Profiting from the private sector – so seeds meet needs

MEDIA RELEASE

World Food Day, 16 October 2014.

New Alliance marks World Food Day with drive to transform African farming

The Alliance for Agricultural R&D for Food Security today announced its first project. It aims to ensure that new crop varieties better meet the needs of African smallholders and their customers. The official launch took place at the World Food Prize meeting in Iowa, USA.

The new initiative brings together the Australian International Food Security Research Centre (AIFSRC) in ACIAR*, the Syngenta Foundation for Sustainable Agriculture (SFSA) and the Crawford Fund. Speaking in connection with the launch, SFSA Director Dr Marco Ferroni emphasised: “Progressing research and breeding results through to millions of smallholders is essential. Today, plant science often fails to create impact at scale. However, solutions are within reach, and the private sector plays a central role.”

The Alliance will work with African partners to encourage market development, economic growth and investment in plant breeding programs. “Our organisations share important common goals, and want to help more smallholders adopt high-yielding seeds and other agricultural technology”, says AIFSRC Director Mellissa Wood. “We believe that by teaming up we can achieve better outcomes for smallholders than if we worked separately.” The University of Queensland’s Global Change Institute (UQ/GCI) is managing the project.

“Historically, African smallholders have been slow to use new plant varieties,” notes Dr Yemi Akinbamijo, Executive Director of the Forum for Agricultural Research in Africa (FARA). “The adoption rate for most food crops is below 30 per cent, way behind Asia or South America.” There are several reasons for the slow uptake.
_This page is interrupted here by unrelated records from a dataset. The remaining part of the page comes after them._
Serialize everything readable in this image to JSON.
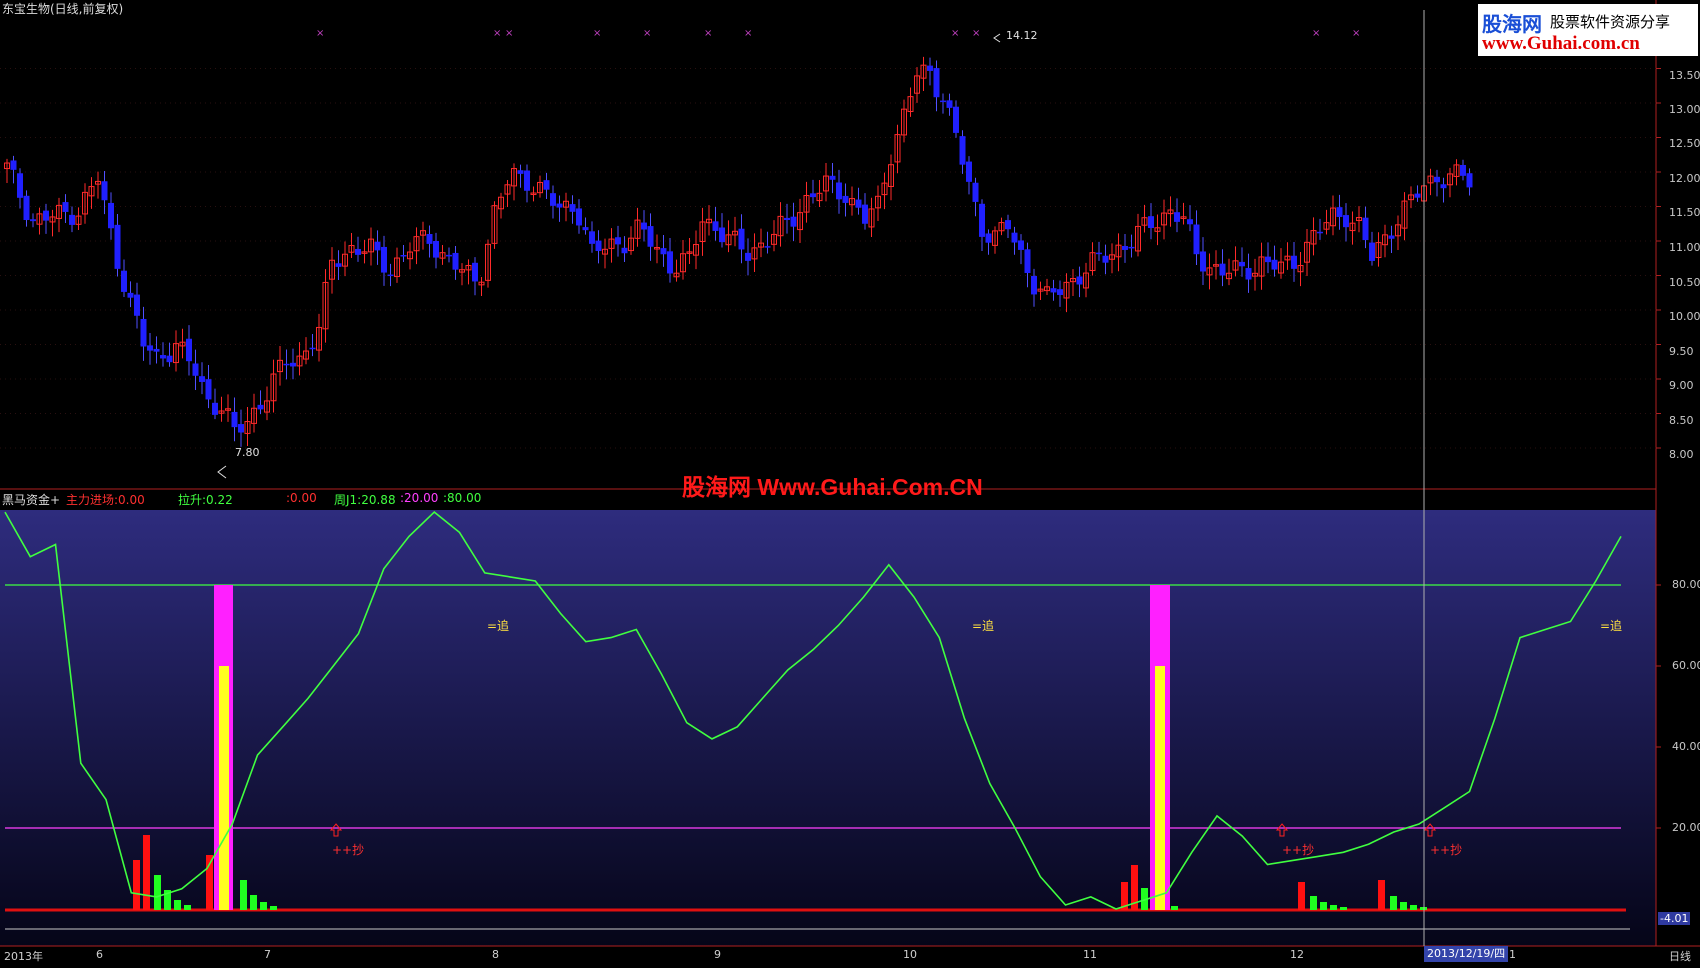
{
  "window": {
    "title": "东宝生物(日线,前复权)",
    "period_label": "日线"
  },
  "logo": {
    "brand": "股海网",
    "slogan": "股票软件资源分享",
    "url": "www.Guhai.com.cn"
  },
  "watermark": "股海网 Www.Guhai.Com.CN",
  "price_chart": {
    "high_label": "14.12",
    "low_label": "7.80",
    "y_ticks": [
      "13.50",
      "13.00",
      "12.50",
      "12.00",
      "11.50",
      "11.00",
      "10.50",
      "10.00",
      "9.50",
      "9.00",
      "8.50",
      "8.00"
    ]
  },
  "indicator": {
    "name": "黑马资金+",
    "fields": [
      {
        "label": "主力进场:",
        "value": "0.00",
        "color": "#ff3030"
      },
      {
        "label": "拉升:",
        "value": "0.22",
        "color": "#40ff40"
      },
      {
        "label": ":",
        "value": "0.00",
        "color": "#ff3030"
      },
      {
        "label": "周J1:",
        "value": "20.88",
        "color": "#40ff40"
      },
      {
        "label": ":",
        "value": "20.00",
        "color": "#ff40ff"
      },
      {
        "label": ":",
        "value": "80.00",
        "color": "#40ff40"
      }
    ],
    "y_ticks": [
      "80.00",
      "60.00",
      "40.00",
      "20.00"
    ],
    "current_value": "-4.01",
    "signals": [
      {
        "type": "chase",
        "text": "=追"
      },
      {
        "type": "chase",
        "text": "=追"
      },
      {
        "type": "chase",
        "text": "=追"
      },
      {
        "type": "buy",
        "text": "++抄"
      },
      {
        "type": "buy",
        "text": "++抄"
      },
      {
        "type": "buy",
        "text": "++抄"
      }
    ],
    "j1_curve": [
      98,
      87,
      90,
      36,
      27,
      4,
      3,
      5,
      10,
      21,
      38,
      45,
      52,
      60,
      68,
      84,
      92,
      98,
      93,
      83,
      82,
      81,
      73,
      66,
      67,
      69,
      58,
      46,
      42,
      45,
      52,
      59,
      64,
      70,
      77,
      85,
      77,
      67,
      47,
      31,
      20,
      8,
      1,
      3,
      0,
      2,
      4,
      14,
      23,
      18,
      11,
      12,
      13,
      14,
      16,
      19,
      21,
      25,
      29,
      47,
      67,
      69,
      71,
      81,
      92
    ]
  },
  "time_axis": {
    "labels": [
      "2013年",
      "6",
      "7",
      "8",
      "9",
      "10",
      "11",
      "12",
      "1"
    ],
    "cursor_date": "2013/12/19/四"
  },
  "colors": {
    "up": "#ff2a2a",
    "down": "#2020ff",
    "j1_line": "#40ff40",
    "line_80": "#40ff40",
    "line_20": "#ff40ff",
    "pink_bar": "#ff20ff",
    "yellow_bar": "#ffff20"
  }
}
They include lack of access to information, credit and the new seeds themselves. “However, another important question is how well the seeds satisfy market demand,” adds Project co-leader Dr Gabrielle Persley from UQ/GCI. “Farmers will only grow varieties that meet their own needs and those of traders, processors and consumers.”

The Alliance aims to ensure that demand in the marketplace guides research and development (R&D) more strongly than in the past. “Our project will harness new ideas and best practices from both the public and private sectors,” says Project co-leader Dr Vivienne Anthony from SFSA. “Private companies know the value of demand-led R&D; we plan to encourage public breeding programs to benefit from their experiences and expertise”.   
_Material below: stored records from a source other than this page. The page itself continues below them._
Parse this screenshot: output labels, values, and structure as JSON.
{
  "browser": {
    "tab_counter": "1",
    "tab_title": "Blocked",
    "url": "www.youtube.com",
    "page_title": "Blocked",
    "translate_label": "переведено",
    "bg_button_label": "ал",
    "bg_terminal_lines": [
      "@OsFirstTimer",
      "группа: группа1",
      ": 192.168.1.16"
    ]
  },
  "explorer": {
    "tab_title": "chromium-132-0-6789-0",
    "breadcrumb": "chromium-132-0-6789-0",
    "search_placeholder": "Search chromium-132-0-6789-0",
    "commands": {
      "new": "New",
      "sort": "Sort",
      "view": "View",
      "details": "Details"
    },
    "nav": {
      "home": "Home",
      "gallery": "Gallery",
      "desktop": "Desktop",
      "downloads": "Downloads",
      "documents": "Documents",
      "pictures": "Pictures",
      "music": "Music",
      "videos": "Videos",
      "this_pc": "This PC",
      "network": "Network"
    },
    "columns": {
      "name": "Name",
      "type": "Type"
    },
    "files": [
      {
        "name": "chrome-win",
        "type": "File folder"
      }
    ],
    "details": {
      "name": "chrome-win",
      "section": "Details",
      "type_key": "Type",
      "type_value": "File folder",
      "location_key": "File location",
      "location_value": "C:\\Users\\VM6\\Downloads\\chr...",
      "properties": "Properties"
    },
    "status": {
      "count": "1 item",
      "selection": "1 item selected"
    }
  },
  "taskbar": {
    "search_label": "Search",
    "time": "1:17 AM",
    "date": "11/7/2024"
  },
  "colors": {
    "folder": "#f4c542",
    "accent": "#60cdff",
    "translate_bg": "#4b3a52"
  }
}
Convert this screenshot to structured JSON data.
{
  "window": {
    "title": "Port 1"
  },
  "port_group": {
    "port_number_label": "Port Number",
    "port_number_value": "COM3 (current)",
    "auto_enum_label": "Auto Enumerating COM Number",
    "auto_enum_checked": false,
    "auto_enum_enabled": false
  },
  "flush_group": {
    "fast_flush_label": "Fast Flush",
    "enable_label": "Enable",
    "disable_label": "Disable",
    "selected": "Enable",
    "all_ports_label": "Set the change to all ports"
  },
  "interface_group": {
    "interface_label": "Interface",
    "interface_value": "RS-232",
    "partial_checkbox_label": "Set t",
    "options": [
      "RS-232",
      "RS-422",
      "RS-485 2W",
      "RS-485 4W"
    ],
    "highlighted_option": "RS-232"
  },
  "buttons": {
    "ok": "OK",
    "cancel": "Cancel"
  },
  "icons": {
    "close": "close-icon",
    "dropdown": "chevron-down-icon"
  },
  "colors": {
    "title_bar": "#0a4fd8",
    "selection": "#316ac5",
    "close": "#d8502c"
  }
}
Better information and demand-led R&D will accelerate the transformation of African agriculture, raise smallholders’ incomes and improve food security. The Alliance will distribute project outputs through existing public plant breeding and education programs, including the University sector. “We also aim to provide strong evidence to support new policy development and investment,” declares Dr Denis Blight, Executive Director of the Crawford Fund.

“Farming in Africa is today at a crossroads,” says project partner, Dr Appolinaire Djikeng, Director of Biosciences eastern and central Africa (BecA) in Nairobi. “Projects such as this are crucial to ensure food security, self-reliance, diversity of diet and economic growth across the farming communities.”

*Australian Centre for International Agricultural Research

Partners in the Alliance for Agricultural R&D for Food Security

The AIFSRC is an entity established by the Australian Government in the Australian Centre for International Agricultural Research (ACIAR) to accelerate the delivery of research innovations for food security. The AIFSRC aims to support research to accelerate the uptake of new technologies; and understanding and resolving constraints to dissemination and adoption of new technologies. It has a focus on exploring different partnership models to achieve effective implementation, delivery and communication of the adoption of agricultural research for development.

The Crawford Fund is a Canberra based entity whose purpose is to make more widely known the benefits that accrue both to Australia and the developing world from investment in international agricultural research and development.  The CF conducts public awareness activities, commissions studies on research policy and practice issues related to its mission and arranges specialist training activities in Australia and abroad for developing country scientists. 

The Syngenta Foundation for Sustainable Agriculture is a non-profit organisation based in Basel, Switzerland. Its mission is to create value for small farmers in developing countries by supporting innovation in sustainable agriculture and activation of value chains. It works with a wide range of partners operationally and in thought leadership. SFSA engages, for example, the public sector, international organisations, think tanks, the private sector, other foundations, social entrepreneurs, and non-governmental organisations (NGOs). As well as establishing pilot projects, the Foundation also puts major emphasis on successful scale-up.

Program Manager:

The Global Change Institute at The University of Queensland, Australia, is an independent source of game-changing research, ideas and advice for addressing the challenges of global change. GCI advances discovery, creates solutions and advocates responses that meet the challenges presented by climate change, technological innovation and population change. Measured through a combination of three key global university rankings, UQ is currently ranked in the top 100 of all universities worldwide and is a founding member of the national Group of Eight (Go8) universities.